Get people’s buy-in from the start
As a leader, you can’t make people follow you. They have to want to come on your journey with you. Establishing a bold vision is a great thing but the vision needs to be owned by everyone in the team and the wider company for it to be a success.
My transition from Sky to Heart was tricky. Sky’s culture was very much "command and control", so everyone was expected to get on with it.
I arrived at Heart and set out a new vision to take the brand from challenger to leader and assumed everyone would follow. However, after a few weeks, my chief executive took me to one side and suggested that I ask the team what they thought before striding ahead. It never occurred to me that they wouldn’t share my vision.
So I held sessions with key stakeholders and asked the question rather than told them the answer. Before long, people were "on the bus" and we went on to drive Heart to become the number one radio network.
I learned how to flex my style depending on the type of culture I found myself in and that getting people’s buy-in upfront is key.
Offer advice when it’s needed
I love big strategic ideas that are going to shift consumers’ mindset and behaviour. I’m lucky to have picked most of my leadership team at Just Eat and we have world-class talent. As such, I like to devolve responsibility.
I will step in if I feel something’s going down the wrong path or needs to be sharper in its execution. As a generalist, it’s important for me that my team feel ownership for their specialism or market. That’s how you get the best performance out of people.
The best advice I was given?
When I was at Channel 4, Polly Cochrane, who was marketing director at the time, taught me to always question everything I do and ask myself, how can I make this bigger and better?
And the worst?
A while ago, one of my bosses said "F**k ’em" when I asked about how I should respond to a key stakeholder group. I was horrified. No matter who consumes your product or has a view on your brand, you should always respond to them respectfully – or so I thought until I was greeted with this response.

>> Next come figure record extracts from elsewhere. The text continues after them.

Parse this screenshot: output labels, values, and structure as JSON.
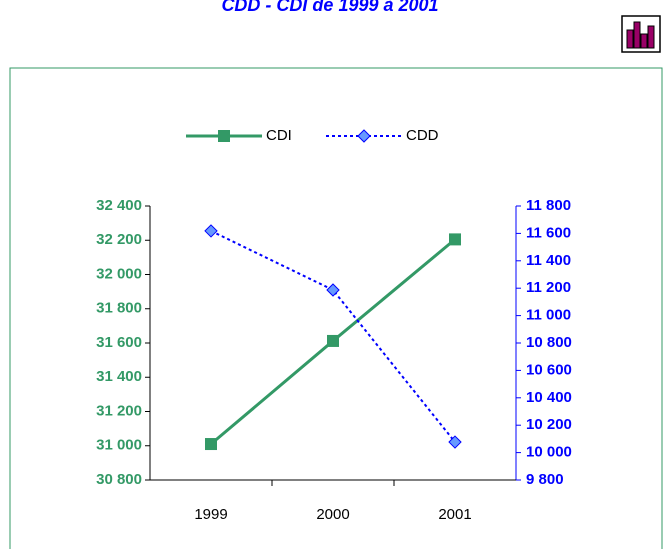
{
  "chart_data": {
    "type": "line",
    "title": "CDD - CDI de 1999 à 2001",
    "categories": [
      "1999",
      "2000",
      "2001"
    ],
    "series": [
      {
        "name": "CDI",
        "color": "#339966",
        "values": [
          31010,
          31612,
          32205
        ]
      },
      {
        "name": "CDD",
        "color": "#0000ff",
        "values": [
          11618,
          11187,
          10077
        ],
        "axis": "y2"
      }
    ],
    "ylim": [
      30800,
      32400
    ],
    "yticks": [
      {
        "value": 30800,
        "label": "30 800"
      },
      {
        "value": 31000,
        "label": "31 000"
      },
      {
        "value": 31200,
        "label": "31 200"
      },
      {
        "value": 31400,
        "label": "31 400"
      },
      {
        "value": 31600,
        "label": "31 600"
      },
      {
        "value": 31800,
        "label": "31 800"
      },
      {
        "value": 32000,
        "label": "32 000"
      },
      {
        "value": 32200,
        "label": "32 200"
      },
      {
        "value": 32400,
        "label": "32 400"
      }
    ],
    "y2lim": [
      9800,
      11800
    ],
    "y2ticks": [
      {
        "value": 9800,
        "label": "9 800"
      },
      {
        "value": 10000,
        "label": "10 000"
      },
      {
        "value": 10200,
        "label": "10 200"
      },
      {
        "value": 10400,
        "label": "10 400"
      },
      {
        "value": 10600,
        "label": "10 600"
      },
      {
        "value": 10800,
        "label": "10 800"
      },
      {
        "value": 11000,
        "label": "11 000"
      },
      {
        "value": 11200,
        "label": "11 200"
      },
      {
        "value": 11400,
        "label": "11 400"
      },
      {
        "value": 11600,
        "label": "11 600"
      },
      {
        "value": 11800,
        "label": "11 800"
      }
    ],
    "legend": "top"
  }
}
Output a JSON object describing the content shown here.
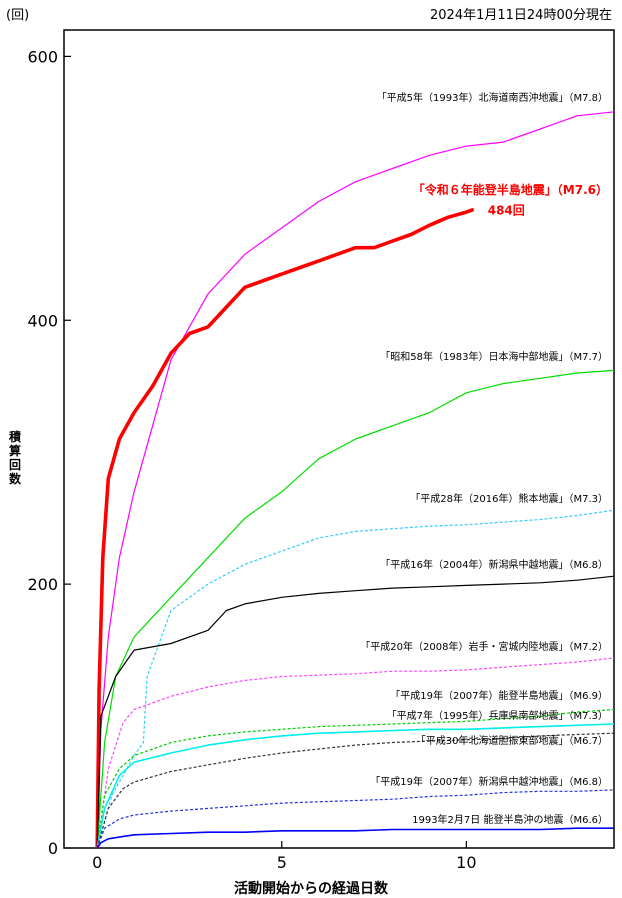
{
  "header": {
    "unit": "(回)",
    "timestamp": "2024年1月11日24時00分現在"
  },
  "chart_data": {
    "type": "line",
    "xlabel": "活動開始からの経過日数",
    "ylabel": "積算回数",
    "xlim": [
      -0.9,
      14
    ],
    "ylim": [
      0,
      620
    ],
    "xticks": [
      0,
      5,
      10
    ],
    "yticks": [
      0,
      200,
      400,
      600
    ],
    "grid": false,
    "series": [
      {
        "name": "「平成5年（1993年）北海道南西沖地震」（M7.8）",
        "color": "#ff00ff",
        "dash": false,
        "width": 1.2,
        "points": [
          [
            0,
            0
          ],
          [
            0.1,
            90
          ],
          [
            0.3,
            160
          ],
          [
            0.6,
            220
          ],
          [
            1,
            270
          ],
          [
            1.5,
            320
          ],
          [
            2,
            370
          ],
          [
            3,
            420
          ],
          [
            4,
            450
          ],
          [
            5,
            470
          ],
          [
            6,
            490
          ],
          [
            7,
            505
          ],
          [
            8,
            515
          ],
          [
            9,
            525
          ],
          [
            10,
            532
          ],
          [
            11,
            535
          ],
          [
            12,
            545
          ],
          [
            13,
            555
          ],
          [
            14,
            558
          ]
        ]
      },
      {
        "name": "「令和６年能登半島地震」（M7.6）",
        "color": "#ff0000",
        "dash": false,
        "width": 3.6,
        "label_color": "#ff0000",
        "points": [
          [
            0,
            0
          ],
          [
            0.05,
            120
          ],
          [
            0.15,
            220
          ],
          [
            0.3,
            280
          ],
          [
            0.6,
            310
          ],
          [
            1,
            330
          ],
          [
            1.5,
            350
          ],
          [
            2,
            375
          ],
          [
            2.5,
            390
          ],
          [
            3,
            395
          ],
          [
            3.5,
            410
          ],
          [
            4,
            425
          ],
          [
            4.5,
            430
          ],
          [
            5,
            435
          ],
          [
            5.5,
            440
          ],
          [
            6,
            445
          ],
          [
            6.5,
            450
          ],
          [
            7,
            455
          ],
          [
            7.5,
            455
          ],
          [
            8,
            460
          ],
          [
            8.5,
            465
          ],
          [
            9,
            472
          ],
          [
            9.5,
            478
          ],
          [
            10,
            482
          ],
          [
            10.2,
            484
          ]
        ]
      },
      {
        "name": "「昭和58年（1983年）日本海中部地震」（M7.7）",
        "color": "#00dd00",
        "dash": false,
        "width": 1.2,
        "points": [
          [
            0,
            0
          ],
          [
            0.2,
            80
          ],
          [
            0.5,
            130
          ],
          [
            1,
            160
          ],
          [
            2,
            190
          ],
          [
            3,
            220
          ],
          [
            4,
            250
          ],
          [
            5,
            270
          ],
          [
            6,
            295
          ],
          [
            7,
            310
          ],
          [
            8,
            320
          ],
          [
            9,
            330
          ],
          [
            10,
            345
          ],
          [
            11,
            352
          ],
          [
            12,
            356
          ],
          [
            13,
            360
          ],
          [
            14,
            362
          ]
        ]
      },
      {
        "name": "「平成28年（2016年）熊本地震」（M7.3）",
        "color": "#33ccff",
        "dash": true,
        "width": 1.2,
        "points": [
          [
            0,
            0
          ],
          [
            0.4,
            40
          ],
          [
            1,
            70
          ],
          [
            1.25,
            80
          ],
          [
            1.35,
            130
          ],
          [
            2,
            180
          ],
          [
            3,
            200
          ],
          [
            4,
            215
          ],
          [
            5,
            225
          ],
          [
            6,
            235
          ],
          [
            7,
            240
          ],
          [
            8,
            242
          ],
          [
            9,
            244
          ],
          [
            10,
            245
          ],
          [
            11,
            247
          ],
          [
            12,
            249
          ],
          [
            13,
            252
          ],
          [
            14,
            256
          ]
        ]
      },
      {
        "name": "「平成16年（2004年）新潟県中越地震」（M6.8）",
        "color": "#000000",
        "dash": false,
        "width": 1.2,
        "points": [
          [
            0,
            0
          ],
          [
            0.1,
            100
          ],
          [
            0.5,
            130
          ],
          [
            1,
            150
          ],
          [
            2,
            155
          ],
          [
            3,
            165
          ],
          [
            3.5,
            180
          ],
          [
            4,
            185
          ],
          [
            5,
            190
          ],
          [
            6,
            193
          ],
          [
            7,
            195
          ],
          [
            8,
            197
          ],
          [
            9,
            198
          ],
          [
            10,
            199
          ],
          [
            11,
            200
          ],
          [
            12,
            201
          ],
          [
            13,
            203
          ],
          [
            14,
            206
          ]
        ]
      },
      {
        "name": "「平成20年（2008年）岩手・宮城内陸地震」（M7.2）",
        "color": "#ff44ff",
        "dash": true,
        "width": 1.2,
        "points": [
          [
            0,
            0
          ],
          [
            0.3,
            60
          ],
          [
            0.7,
            95
          ],
          [
            1,
            105
          ],
          [
            2,
            115
          ],
          [
            3,
            122
          ],
          [
            4,
            127
          ],
          [
            5,
            130
          ],
          [
            6,
            131
          ],
          [
            7,
            132
          ],
          [
            8,
            134
          ],
          [
            9,
            134
          ],
          [
            10,
            135
          ],
          [
            11,
            137
          ],
          [
            12,
            139
          ],
          [
            13,
            141
          ],
          [
            14,
            144
          ]
        ]
      },
      {
        "name": "「平成19年（2007年）能登半島地震」（M6.9）",
        "color": "#00cc00",
        "dash": true,
        "width": 1.2,
        "points": [
          [
            0,
            0
          ],
          [
            0.2,
            40
          ],
          [
            0.6,
            60
          ],
          [
            1,
            70
          ],
          [
            2,
            80
          ],
          [
            3,
            85
          ],
          [
            4,
            88
          ],
          [
            5,
            90
          ],
          [
            6,
            92
          ],
          [
            7,
            93
          ],
          [
            8,
            94
          ],
          [
            9,
            95
          ],
          [
            10,
            96
          ],
          [
            11,
            98
          ],
          [
            12,
            100
          ],
          [
            13,
            103
          ],
          [
            14,
            105
          ]
        ]
      },
      {
        "name": "「平成7年（1995年）兵庫県南部地震」（M7.3）",
        "color": "#00eeee",
        "dash": false,
        "width": 1.6,
        "points": [
          [
            0,
            0
          ],
          [
            0.2,
            30
          ],
          [
            0.6,
            55
          ],
          [
            1,
            65
          ],
          [
            2,
            72
          ],
          [
            3,
            78
          ],
          [
            4,
            82
          ],
          [
            5,
            85
          ],
          [
            6,
            87
          ],
          [
            7,
            88
          ],
          [
            8,
            89
          ],
          [
            9,
            90
          ],
          [
            10,
            90
          ],
          [
            11,
            91
          ],
          [
            12,
            92
          ],
          [
            13,
            93
          ],
          [
            14,
            94
          ]
        ]
      },
      {
        "name": "「平成30年北海道胆振東部地震」（M6.7）",
        "color": "#333333",
        "dash": true,
        "width": 1.2,
        "points": [
          [
            0,
            0
          ],
          [
            0.3,
            30
          ],
          [
            0.7,
            45
          ],
          [
            1,
            50
          ],
          [
            2,
            58
          ],
          [
            3,
            63
          ],
          [
            4,
            68
          ],
          [
            5,
            72
          ],
          [
            6,
            75
          ],
          [
            7,
            78
          ],
          [
            8,
            80
          ],
          [
            9,
            81
          ],
          [
            10,
            82
          ],
          [
            11,
            83
          ],
          [
            12,
            85
          ],
          [
            13,
            86
          ],
          [
            14,
            87
          ]
        ]
      },
      {
        "name": "「平成19年（2007年）新潟県中越沖地震」（M6.8）",
        "color": "#2233dd",
        "dash": true,
        "width": 1.2,
        "points": [
          [
            0,
            0
          ],
          [
            0.2,
            15
          ],
          [
            0.6,
            22
          ],
          [
            1,
            25
          ],
          [
            2,
            28
          ],
          [
            3,
            30
          ],
          [
            4,
            32
          ],
          [
            5,
            34
          ],
          [
            6,
            35
          ],
          [
            7,
            36
          ],
          [
            8,
            37
          ],
          [
            9,
            39
          ],
          [
            10,
            40
          ],
          [
            11,
            42
          ],
          [
            12,
            43
          ],
          [
            13,
            43
          ],
          [
            14,
            44
          ]
        ]
      },
      {
        "name": "1993年2月7日 能登半島沖の地震（M6.6）",
        "color": "#0000ff",
        "dash": false,
        "width": 1.6,
        "points": [
          [
            0,
            0
          ],
          [
            0.1,
            4
          ],
          [
            0.3,
            7
          ],
          [
            1,
            10
          ],
          [
            2,
            11
          ],
          [
            3,
            12
          ],
          [
            4,
            12
          ],
          [
            5,
            13
          ],
          [
            6,
            13
          ],
          [
            7,
            13
          ],
          [
            8,
            14
          ],
          [
            9,
            14
          ],
          [
            10,
            14
          ],
          [
            11,
            14
          ],
          [
            12,
            14
          ],
          [
            13,
            15
          ],
          [
            14,
            15
          ]
        ]
      }
    ],
    "end_label": "484回"
  }
}
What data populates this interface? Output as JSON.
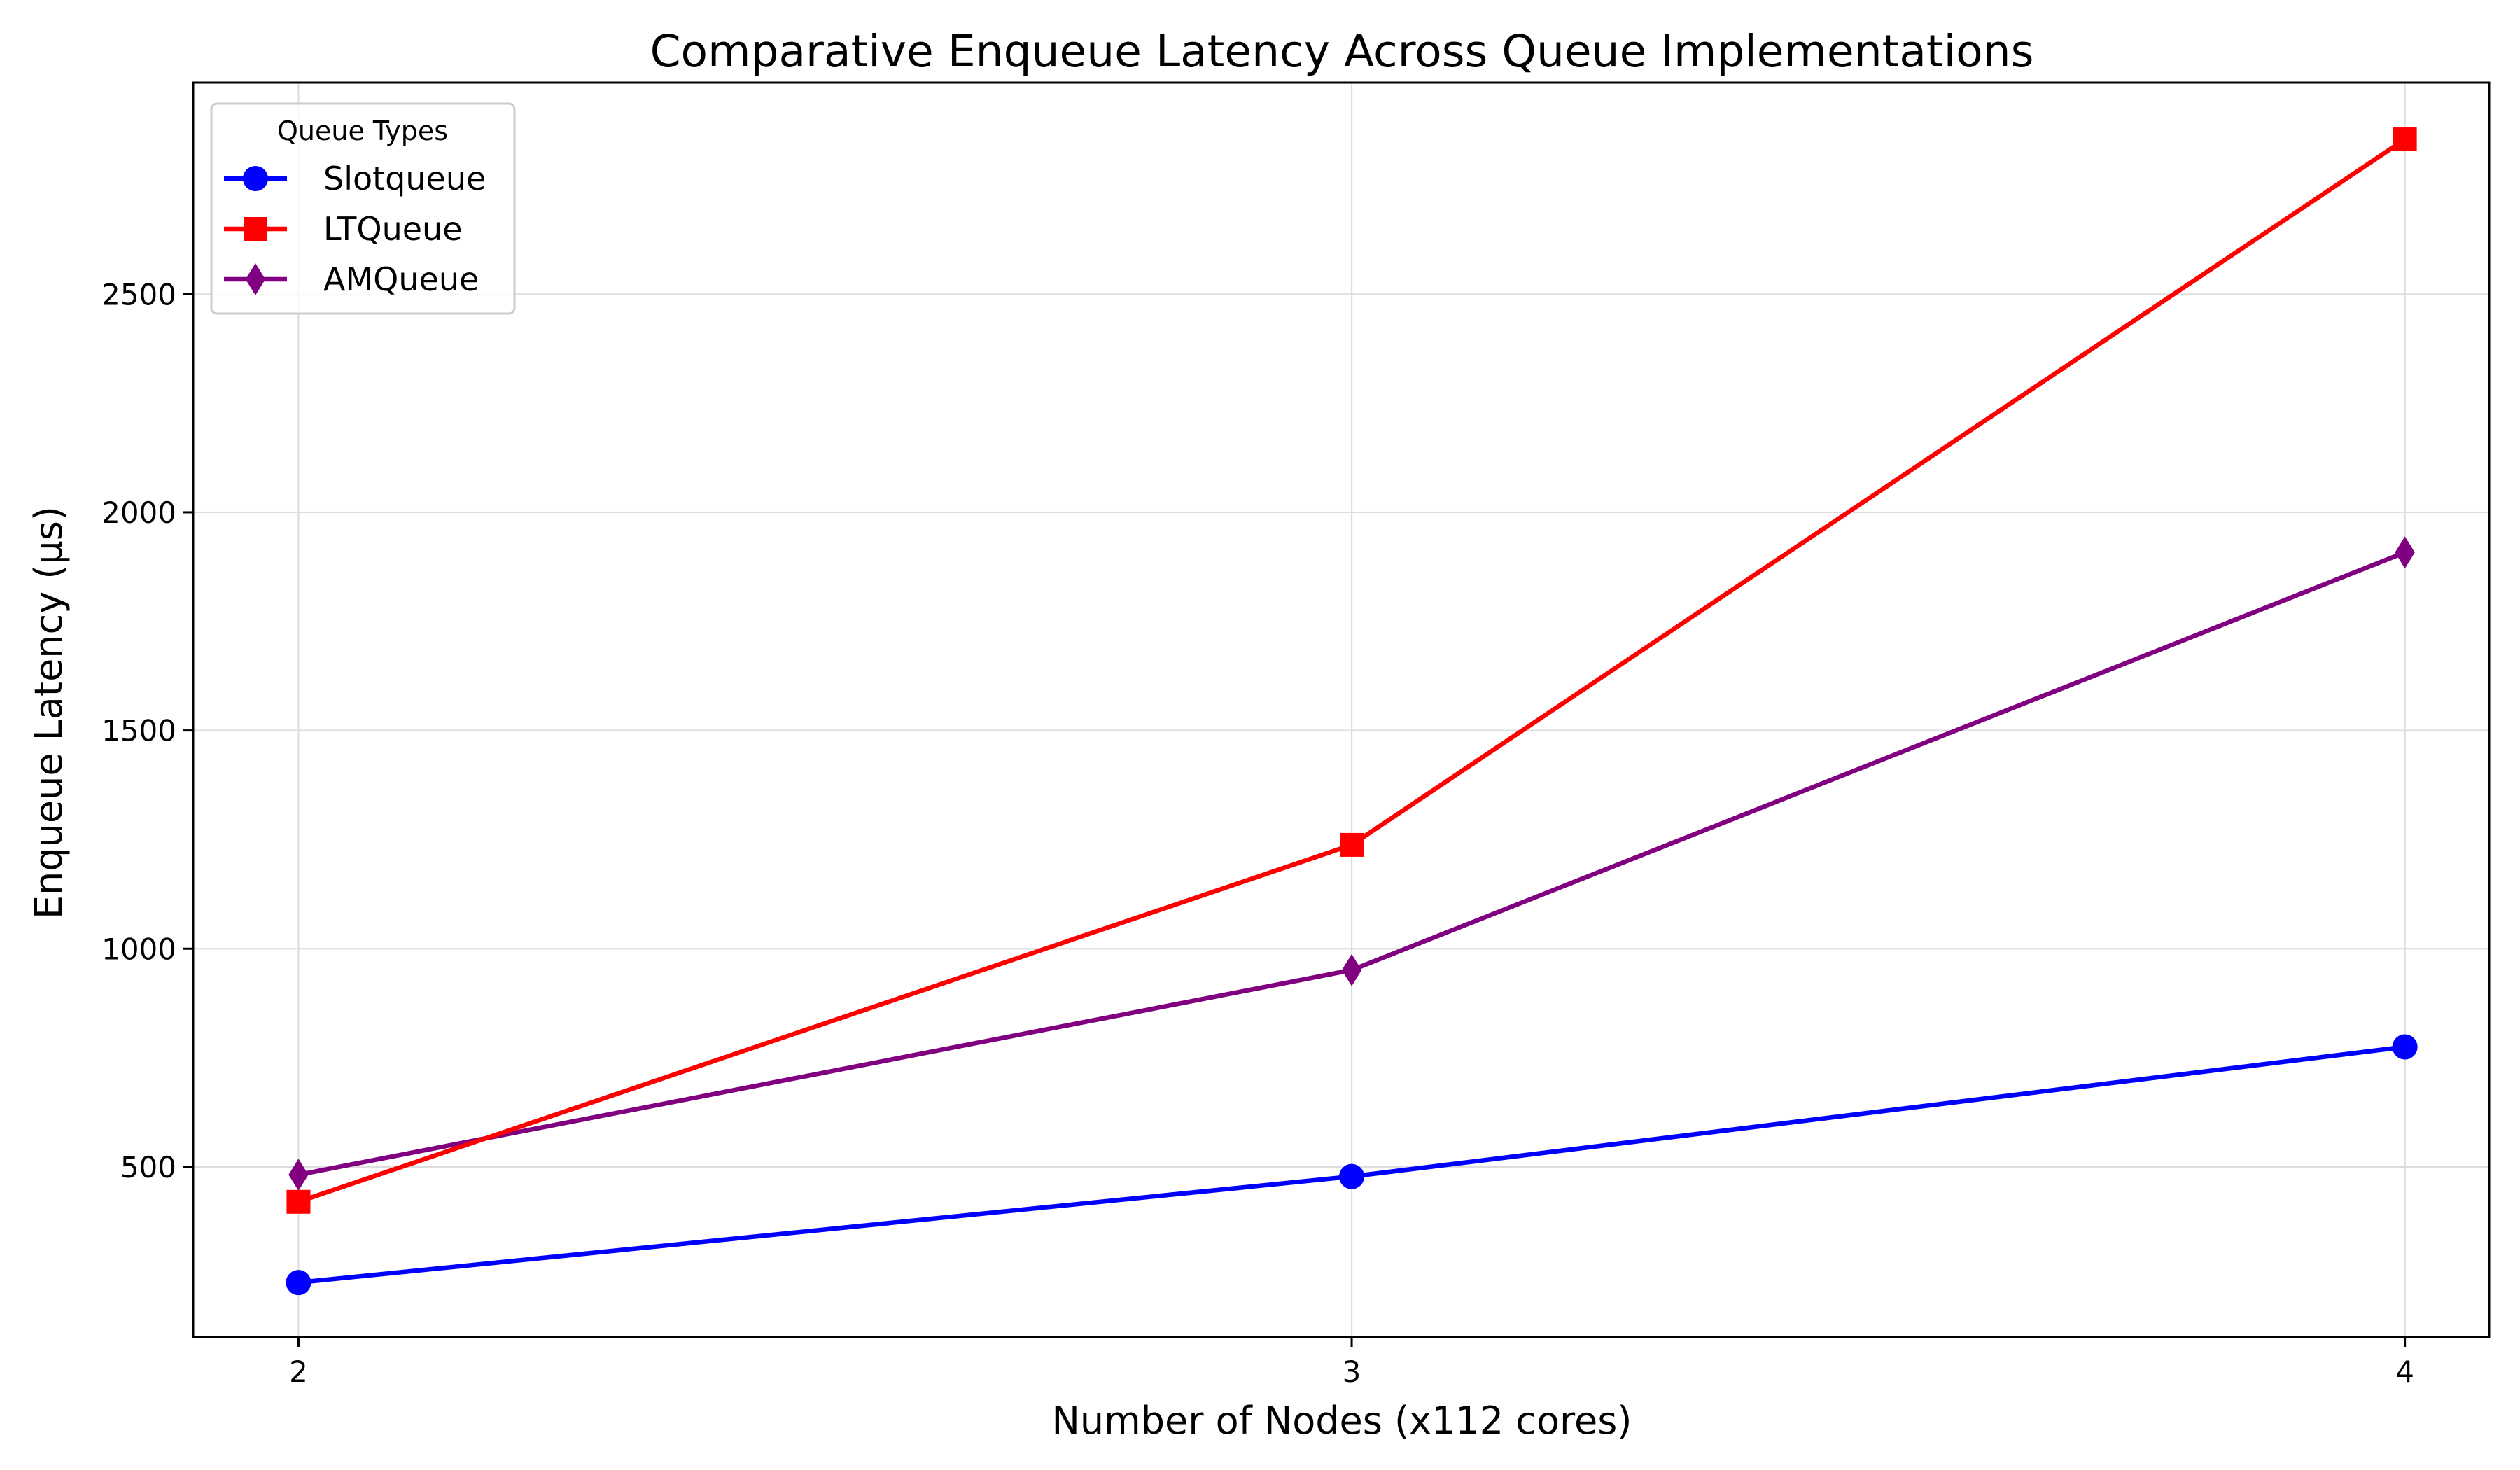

Our biggest challenge is keeping up with technology
We have recently merged a tech/product team and marketing team into one. They drive global customer growth and report to me. That closeness to technology is key for our competitive edge and we invest heavily in our marketing tech stack and the people who run it.
That said, letting data tell the story is one thing but it’s important not to let it overtake creative judgment. You shouldn’t expect your customers to direct your creative strategy.
Harness the power of data
Even though we’re a FTSE 250 company, I’m excited by the enormous potential of Just Eat. We’ve recently repositioned our brand and built a new company vision around creating the world’s greatest food community.
It’s a bold vision and one that will take years to achieve but I believe we are in such a unique position to connect millions of hungry people with thousands of great restaurants. We are leaders in our category and therefore have a desire to grow a sustainable foodtech sector.
But it goes far beyond that. At the end of the day, we help small businesses grow and have a tangible positive impact on their livelihood.
Often, our partners are tiny family-run restaurants that rely on us and the data we provide to help them make key decisions.
Our data is so rich that we can spot opportunities for growth – even down to what dish a restaurant has in which position on its menu on what day of the week. The power of that data is magnificent and daunting in equal measure.
My biggest mistake
Not spotting a bad career move quickly enough and ending up in the wrong role and being miserable. I thought I could make it work but should have recognised that they weren’t right for me and I wasn’t right for them. Luckily, it has led me to Just Eat, where I’ve found a happy home.
Barnaby Dawe is global chief marketing officer at Just Eat. He joined the online food-delivery platform in 2015 and previously held senior marketing roles at Sky, Heart, Channel 4, The Sun and The Times.